Compact Matrix Quantum Group Equivariant Neural Networks
This work addresses a theoretical gap for researchers in quantum machine learning and non-commutative geometry, but it is incremental as it extends existing equivariant network concepts to a specialized domain.
The paper tackles the limitation of group equivariant neural networks in handling data from non-commutative geometries by introducing compact matrix quantum group equivariant neural networks, resulting in new characterizations of equivariant weight matrices for certain compact matrix groups.

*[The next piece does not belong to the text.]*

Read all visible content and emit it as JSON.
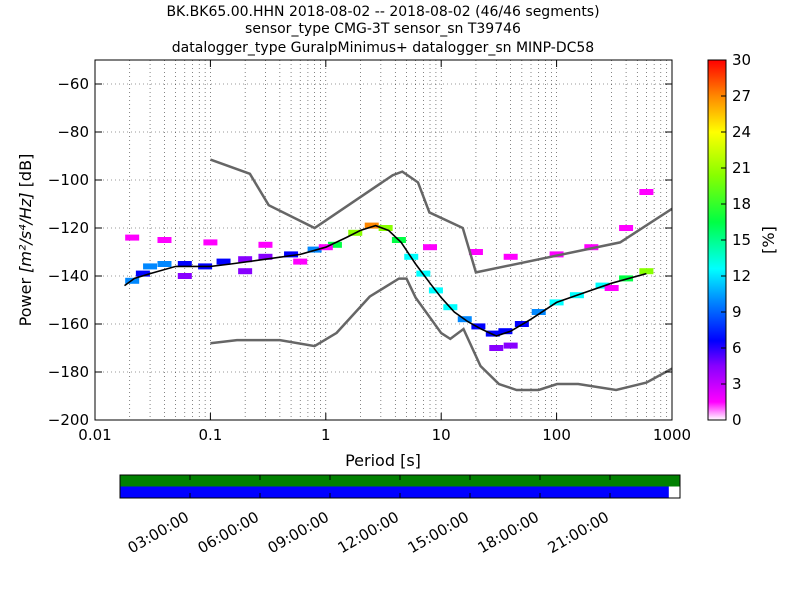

Group equivariant neural networks have proven effective in modelling a wide range of tasks where the data lives in a classical geometric space and exhibits well-defined group symmetries. However, these networks are not suitable for learning from data that lives in a non-commutative geometry, described formally by non-commutative $C^{*}$-algebras, since the $C^{*}$-algebra of continuous functions on a compact matrix group is commutative. To address this limitation, we derive the existence of a new type of equivariant neural network, called compact matrix quantum group equivariant neural networks, which encode symmetries that are described by compact matrix quantum groups. We characterise the weight matrices that appear in these neural networks for the easy compact matrix quantum groups, which are defined by set partitions. As a result, we obtain new characterisations of equivariant weight matrices for some compact matrix groups that have not appeared previously in the machine learning literature.